US President Mr George Bush has ordered the military to begin deploying a national missile defence system with land- and sea-based interceptor rockets to be operational starting in 2004.
The controversial decision to take what Mr Bush called a "modest" first step toward a more sophisticated defence in future years came despite last week's failure of a major anti-missile test over the Pacific Ocean.
Defence officials planned to deploy 10 ground-based interceptors - at least six at Fort Greely, Alaska, and perhaps four at Vandenberg Air Force Base, California - in 2004 and an additional 10 ground interceptors in 2005.
The ground interceptors would apparently protect US targets against long-range attack. Other interceptors for use against shorter-range missiles would be deployed aboard US Aegis warships beginning in 2004 and those could help defend allies in other regions of the world, officials said.

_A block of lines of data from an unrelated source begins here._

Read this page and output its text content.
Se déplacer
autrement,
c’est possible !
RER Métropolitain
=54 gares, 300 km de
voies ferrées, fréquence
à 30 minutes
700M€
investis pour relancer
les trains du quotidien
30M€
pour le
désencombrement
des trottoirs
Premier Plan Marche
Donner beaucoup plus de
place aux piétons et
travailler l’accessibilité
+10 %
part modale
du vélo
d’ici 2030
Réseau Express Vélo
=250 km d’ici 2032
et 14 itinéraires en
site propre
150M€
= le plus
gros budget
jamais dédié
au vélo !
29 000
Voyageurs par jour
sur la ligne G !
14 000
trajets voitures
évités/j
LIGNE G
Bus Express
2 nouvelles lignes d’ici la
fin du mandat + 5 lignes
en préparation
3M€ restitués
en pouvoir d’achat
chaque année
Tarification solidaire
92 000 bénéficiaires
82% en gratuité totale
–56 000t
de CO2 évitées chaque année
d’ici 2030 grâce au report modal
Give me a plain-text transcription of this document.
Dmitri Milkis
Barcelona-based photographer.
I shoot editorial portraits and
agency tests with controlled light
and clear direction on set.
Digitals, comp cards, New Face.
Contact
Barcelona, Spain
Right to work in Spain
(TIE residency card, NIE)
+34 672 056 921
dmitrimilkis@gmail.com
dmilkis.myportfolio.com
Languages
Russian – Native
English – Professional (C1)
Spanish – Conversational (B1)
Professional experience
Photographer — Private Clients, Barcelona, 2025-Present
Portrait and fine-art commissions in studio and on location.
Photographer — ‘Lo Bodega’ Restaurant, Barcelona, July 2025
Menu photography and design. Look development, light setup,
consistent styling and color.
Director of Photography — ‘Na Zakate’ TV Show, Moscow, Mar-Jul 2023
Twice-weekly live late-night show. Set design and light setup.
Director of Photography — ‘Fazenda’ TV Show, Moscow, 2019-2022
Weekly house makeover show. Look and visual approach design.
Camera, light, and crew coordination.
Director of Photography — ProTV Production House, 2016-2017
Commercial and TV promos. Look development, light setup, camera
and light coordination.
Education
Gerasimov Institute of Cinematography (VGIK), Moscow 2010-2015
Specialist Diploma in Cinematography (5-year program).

Erecting such a defence shield is the Pentagon's single most expensive development program and critics say it could cost hundreds of billions of dollars over coming decades.
Air Force Lt. Gen. Ronald Kadish, head of the Pentagon's missile defence effort, said the US Defence Department intended to spend more than $17.5 billion over the next two years to field the system. The department spent $8 billion a year in the previous two years.
In a statement, Bush said the move was "to protect our citizens against what is perhaps the greatest danger of all - catastrophic harm that may result from hostile states or terrorist groups armed with weapons of mass destruction and the means to deliver them."